BAŞBAKANLIK KADROLARI YOL GEÇEN HANI
AK Parti Amasya Milletvekili Akif Gülle ise ''Başbakanlık kadroları yolgeçen hanı gibi kullanıldı. Eş dost ve yarenler kadrolara alındı. Başbakanlık personeli 200 civarında azaltıldı. Başbakanlığa bağlı kurumların sayıları 52'den 32'ye indirildi. Bu birimlerin daha da aşağıya çekilmesi gerekmektedir. Sınırsızca kullanılan makam araçlarında sınırlamaya gittik. 220 olan makam aracı sayısı yüzde 40 ve 50 dolayında kısıtlama yapıldı. Kadro deposu olan birimlerin birleştirilmesi için yasal düzenlemeler bekliyoruz. Beyaz Saray'da bile bugün bizim Başbakanlık'ta çalışan personelin yarısı çalışıyor. Bizim Başbakanlığımızda yüzlerle ifade edilen personel bulunuyor'' ifadelerine yer verdi.
''HOCALAR CAMİLERDE YAZIN DERS VERSİN''
AK Parti Mardin Milletvekili Nihat Eri de ''Camiler namazdan hemen sonra kapatılmasın. Diyanet kendi personeline karşı acımasızdır. Halkın değer verdiği hocalar camilerde yaz tatillerinde ders versin. Bunlar devletten maaş ve kadro istemiyorlar'' diye konuştu.

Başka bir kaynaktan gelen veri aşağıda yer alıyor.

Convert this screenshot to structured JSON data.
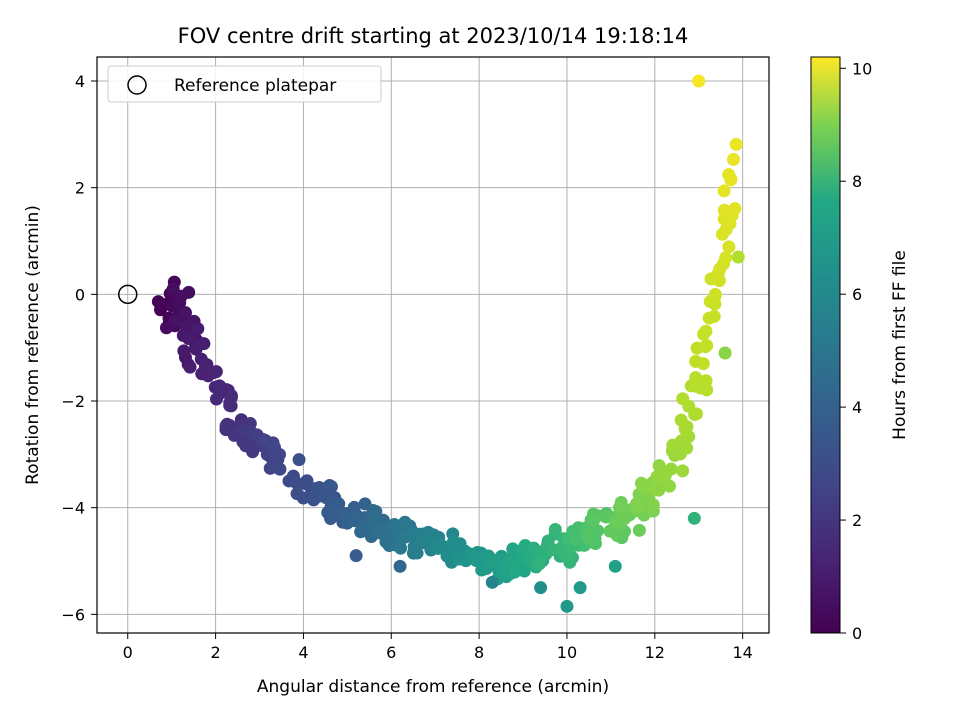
{
  "chart_data": {
    "type": "scatter",
    "title": "FOV centre drift starting at 2023/10/14 19:18:14",
    "xlabel": "Angular distance from reference (arcmin)",
    "ylabel": "Rotation from reference (arcmin)",
    "xlim": [
      -0.7,
      14.6
    ],
    "ylim": [
      -6.35,
      4.45
    ],
    "xticks": [
      0,
      2,
      4,
      6,
      8,
      10,
      12,
      14
    ],
    "yticks": [
      -6,
      -4,
      -2,
      0,
      2,
      4
    ],
    "grid": true,
    "legend": {
      "label": "Reference platepar",
      "placement": "top-left"
    },
    "reference_point": {
      "x": 0,
      "y": 0
    },
    "colorbar": {
      "label": "Hours from first FF file",
      "range": [
        0,
        10.2
      ],
      "ticks": [
        0,
        2,
        4,
        6,
        8,
        10
      ],
      "colormap": "viridis"
    },
    "series": [
      {
        "x_center": [
          0.7,
          1.0,
          1.0,
          1.1,
          1.2,
          1.2,
          1.3,
          1.3,
          1.4,
          1.5,
          1.5,
          1.6,
          1.7,
          1.8,
          2.0,
          2.1,
          2.2,
          2.3,
          2.4,
          2.5,
          2.6,
          2.7,
          2.8,
          2.9,
          3.0,
          3.1,
          3.2,
          3.3,
          3.4,
          3.5,
          4.0,
          4.1,
          4.2,
          4.3,
          4.4,
          4.5,
          4.6,
          4.7,
          4.8,
          4.9,
          5.0,
          5.1,
          5.2,
          5.3,
          5.4,
          5.5,
          5.6,
          5.7,
          5.8,
          5.9,
          6.0,
          6.1,
          6.2,
          6.3,
          6.4,
          6.5,
          6.6,
          6.7,
          6.8,
          6.9,
          7.0,
          7.1,
          7.2,
          7.3,
          7.4,
          7.5,
          7.6,
          7.7,
          7.8,
          7.9,
          8.0,
          8.1,
          8.2,
          8.3,
          8.4,
          8.5,
          8.6,
          8.7,
          8.8,
          8.9,
          9.0,
          9.1,
          9.2,
          9.3,
          9.4,
          9.5,
          9.6,
          9.7,
          9.8,
          9.9,
          10.0,
          10.1,
          10.2,
          10.3,
          10.4,
          10.5,
          10.6,
          10.7,
          10.8,
          10.9,
          11.0,
          11.1,
          11.2,
          11.3,
          11.4,
          11.5,
          11.6,
          11.7,
          11.8,
          11.9,
          12.0,
          12.1,
          12.2,
          12.3,
          12.4,
          12.5,
          12.6,
          12.7,
          12.8,
          12.9,
          13.0,
          13.1,
          13.2,
          13.3,
          13.4,
          13.5,
          13.6,
          13.65,
          13.7,
          13.75,
          13.8
        ],
        "y_center": [
          -0.3,
          -0.5,
          0.1,
          -0.4,
          -0.6,
          0.2,
          -0.8,
          -0.3,
          -1.0,
          -1.1,
          -0.7,
          -1.2,
          -1.3,
          -1.4,
          -1.7,
          -1.9,
          -2.0,
          -2.2,
          -2.4,
          -2.5,
          -2.5,
          -2.6,
          -2.7,
          -2.8,
          -2.7,
          -2.8,
          -2.9,
          -3.0,
          -3.1,
          -3.2,
          -3.6,
          -3.6,
          -3.7,
          -3.7,
          -3.8,
          -3.8,
          -3.9,
          -4.0,
          -4.0,
          -4.1,
          -4.1,
          -4.1,
          -4.2,
          -4.2,
          -4.3,
          -4.3,
          -4.3,
          -4.4,
          -4.4,
          -4.4,
          -4.5,
          -4.5,
          -4.5,
          -4.6,
          -4.6,
          -4.6,
          -4.6,
          -4.7,
          -4.7,
          -4.7,
          -4.7,
          -4.8,
          -4.8,
          -4.8,
          -4.8,
          -4.9,
          -4.9,
          -4.9,
          -5.0,
          -5.0,
          -5.0,
          -5.0,
          -5.0,
          -5.0,
          -5.1,
          -5.1,
          -5.0,
          -5.0,
          -5.0,
          -5.0,
          -5.0,
          -4.9,
          -4.9,
          -4.9,
          -4.8,
          -4.8,
          -4.8,
          -4.8,
          -4.7,
          -4.7,
          -4.6,
          -4.6,
          -4.6,
          -4.5,
          -4.5,
          -4.5,
          -4.4,
          -4.4,
          -4.4,
          -4.3,
          -4.3,
          -4.3,
          -4.2,
          -4.2,
          -4.1,
          -4.1,
          -4.0,
          -3.9,
          -3.8,
          -3.7,
          -3.6,
          -3.5,
          -3.4,
          -3.2,
          -3.0,
          -2.8,
          -2.6,
          -2.3,
          -2.0,
          -1.7,
          -1.4,
          -1.1,
          -0.8,
          -0.4,
          0.0,
          0.5,
          0.9,
          1.3,
          1.7,
          2.1,
          2.6
        ],
        "count": 430,
        "outliers": [
          [
            13.0,
            4.0,
            10.1
          ],
          [
            10.0,
            -5.85,
            5.4
          ],
          [
            10.3,
            -5.5,
            5.5
          ],
          [
            9.4,
            -5.5,
            5.0
          ],
          [
            5.2,
            -4.9,
            3.0
          ],
          [
            6.2,
            -5.1,
            3.4
          ],
          [
            12.9,
            -4.2,
            6.6
          ],
          [
            13.6,
            -1.1,
            8.4
          ],
          [
            13.9,
            0.7,
            9.0
          ],
          [
            11.1,
            -5.1,
            5.8
          ],
          [
            3.9,
            -3.1,
            2.5
          ],
          [
            8.3,
            -5.4,
            4.6
          ]
        ]
      }
    ]
  }
}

''ALEVİLER ÜZERİNDE ASİMİLASYON YAPILIYOR''
CHP Ankara Milletvekili İsmail Değerli de, ''Cemevlerine Diyanet saygılı davranmalı, inanç gruplarını tanımama hakkına sahip değildir. Laikliğin temel ilkelerinden birisi budur. Devlet televizyonunda Alevilik ile ilgili eğitim saatleri yeralmalıdır. Alevi köylerine cami yapımı durdurulmalıdır. Sünnileştirme insan hakları bildirgesine aykırıdır, bir nevi asimilasyondur. Alevilere yönelik hakaret ve aşağılamalar dine yönelik suçlar kapsamına alınmalıdır. Kitaplarda hakaret anlamına gelen yaklaşımlar çıkarılmalıdır. Din dersleri isteğe bağlı hale gelmelidir'' diye konuştu.
''BASKI YAPMADIK''
Müzakerelerin tamamlanmasının ardından Başbakan Yardımcısı Mehmet Ali Şahin, milletvekillerinin sorularını cevaplandırdı. Şahin, Bayburt Bağımsız Milletvekili Ülkü Güney'in sorusu üzerine ne kedisi tarafından ne de Devlet Bakanı Mehmet Aydın ve ne de hükümet tarafından görevinden istifa eden Diyanet İşleri eski Başkanı'na bir baskı yapılmadığını söyledi. Şahin, ''Sayın Yılmaz'ın 11 yılı bu makamda geçti. Makamlar hiçkimsenin tapulu malı değildir. Burada iki tane eski milletvekili arkadaşımız vardır. Onlar da bu görevlerde bulunmuşlar zamanı gelince de ayrılmışlardır. Sayın Yılmaz'ın bu kadar önemli bir görevden ayrılırken bana siyasi baskı yapılıyor sözünü kendi ağzından duymuş değilim ama, eğer böyle birşey söylediyse asıl siyaset budur. Diyanet İşleri Başkanlığı yapmış bir kişinin siyaset sözünü menfi yönden bile ağzına almaması gerektiğini düşünüyorum'' dedi.